A floating-window UI for Neovim's built-in vim.pack plugin manager (Neovim 0.12+).
One window shows the read-only state of every managed plugin and lets you apply updates pointwise (mark the rows you want, then <CR>) or all at once (U).
📖 Documentation: https://jtprogru.github.io/pack-ui.nvim/
vim.pack ships two update flows: vim.pack.update() opens a review buffer in a separate tabpage, and vim.pack.update(nil, { force = true }) updates everything with no review. This plugin puts both — plus a status overview — behind a single, mark-driven floating window.
Update detection (which plugins have new commits, and the changelog) is computed with plain git, because vim.pack exposes no API for it without opening its tabpage buffer. Detection is display-only and best-effort; the actual apply always goes through vim.pack.update(names, { force = true }), which owns version resolution and the lockfile.
| Command | Behaviour |
|---|---|
:PackStatus |
Read-only overview, no network. Press r inside to check remotes. |
:PackUpdate |
Opens the window and checks for updates; you apply what you mark. |
:PackUpdateAll |
Opens the window, checks, and applies every available update. |
| Key | Action |
|---|---|
<Space> / <Tab> |
Toggle the mark on the current row |
a |
Mark / unmark all |
<CR> / u |
Update marked rows (or the row under the cursor) |
U |
Update all rows with available updates |
r |
Re-check remotes |
K |
Show changelog / details for the plugin under the cursor |
q / <Esc> |
Close |
A column header row labels every field: a mark box, a status glyph, ●/○ (active in this session or not), the plugin name, the revision, and a trailing version/status column. Rows that have an update are grouped under an ── updates available ── section at the top of the list (with the rest under ── up to date ──) after a check, and each is shown in bold. An updatable row spells the change out as current → latest — a semver tag for version-tracked plugins (e.g. v0.9.0 → v1.0.0), a short sha otherwise — followed by the N new commit count.
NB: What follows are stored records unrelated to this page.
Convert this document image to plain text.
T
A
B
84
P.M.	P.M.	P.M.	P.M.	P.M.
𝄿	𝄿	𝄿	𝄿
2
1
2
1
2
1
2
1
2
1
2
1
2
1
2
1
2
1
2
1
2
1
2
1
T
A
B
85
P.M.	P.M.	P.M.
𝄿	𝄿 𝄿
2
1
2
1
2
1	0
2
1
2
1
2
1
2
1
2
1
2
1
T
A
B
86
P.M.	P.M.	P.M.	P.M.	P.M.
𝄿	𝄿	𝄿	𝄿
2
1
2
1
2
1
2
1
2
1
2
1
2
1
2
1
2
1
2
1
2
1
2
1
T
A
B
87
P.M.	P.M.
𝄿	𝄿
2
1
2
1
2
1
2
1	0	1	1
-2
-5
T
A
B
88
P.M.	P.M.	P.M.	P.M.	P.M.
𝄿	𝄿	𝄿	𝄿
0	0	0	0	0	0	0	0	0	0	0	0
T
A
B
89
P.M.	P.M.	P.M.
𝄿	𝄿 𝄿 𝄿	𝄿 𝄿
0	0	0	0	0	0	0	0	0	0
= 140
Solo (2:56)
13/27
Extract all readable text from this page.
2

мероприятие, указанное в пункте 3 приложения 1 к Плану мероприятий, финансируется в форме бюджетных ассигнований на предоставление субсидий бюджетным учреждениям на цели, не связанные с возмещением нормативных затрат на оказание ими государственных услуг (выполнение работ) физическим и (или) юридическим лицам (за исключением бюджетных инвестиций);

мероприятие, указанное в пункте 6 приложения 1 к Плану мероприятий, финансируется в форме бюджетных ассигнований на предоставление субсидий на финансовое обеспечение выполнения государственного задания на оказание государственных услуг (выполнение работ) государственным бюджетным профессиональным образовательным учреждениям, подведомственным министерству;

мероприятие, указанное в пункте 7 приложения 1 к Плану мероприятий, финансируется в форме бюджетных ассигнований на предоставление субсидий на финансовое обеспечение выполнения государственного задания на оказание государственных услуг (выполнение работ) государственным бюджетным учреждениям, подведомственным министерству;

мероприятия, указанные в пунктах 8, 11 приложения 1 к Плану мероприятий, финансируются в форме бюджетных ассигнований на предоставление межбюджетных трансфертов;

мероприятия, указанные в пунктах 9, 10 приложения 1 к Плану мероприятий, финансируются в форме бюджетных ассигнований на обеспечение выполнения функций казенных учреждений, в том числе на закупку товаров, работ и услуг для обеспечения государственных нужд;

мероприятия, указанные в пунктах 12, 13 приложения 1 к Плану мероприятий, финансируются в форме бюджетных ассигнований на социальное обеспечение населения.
Requires Neovim 0.12+ (vim.pack).
With vim.pack itself:
vim.pack.add({ { src = "https://github.com/jtprogru/pack-ui.nvim" } })Or as a native package (no manager):
git clone https://github.com/jtprogru/pack-ui.nvim \
~/.config/nvim/pack/local/start/pack-ui.nvimThe commands register automatically on startup. setup() is optional.
require("pack_ui").setup({
border = "rounded", -- any nvim_open_win border
title = " vim.pack ",
max_width = 100,
width_ratio = 0.9,
height_ratio = 0.85,
auto_check = false, -- on setup, check remotes and notify if updates exist
auto_update = false, -- on setup, apply every available update automatically
keymaps = {
prefix = "<leader>p",
status = "s", -- <leader>ps -> :PackStatus
update_all = "U", -- <leader>pU -> :PackUpdateAll
},
})Both are off by default — nothing touches the network or changes plugins unless you opt in via setup():
auto_check = true— on startup, fetch remotes in the background and notify you if any plugin has updates. No window opens and nothing is applied; run:PackUpdatewhen you want to review them.auto_update = true— on startup, fetch and apply every available update automatically (a:restartloads the new code). This implies a check, so it supersedesauto_check.
The work is deferred off the startup critical path, and the fetch itself runs asynchronously.
Calling setup() registers the global keymaps above (nothing is mapped without it). Each carries a description, so if which-key is installed they show up under a pack-ui group when you press the prefix — and the in-window keys (<Space>, a, <CR>, U, r, K, q) appear in which-key too, since they're documented buffer-local maps.
There is deliberately no global keymap for :PackUpdate: marking rows only makes sense once the window is open, so <leader>p binds only s (status) and U (update all). Use :PackUpdate — or open with <leader>ps and mark rows there.
Set an individual entry to false to skip it, or keymaps = false to register none:
require("pack_ui").setup({
keymaps = { prefix = "<leader>u", update_all = false },
})To define your own commands instead of the defaults, set vim.g.loaded_pack_ui = true before startup and call require("pack_ui").status() / .update() / .update_all() yourself.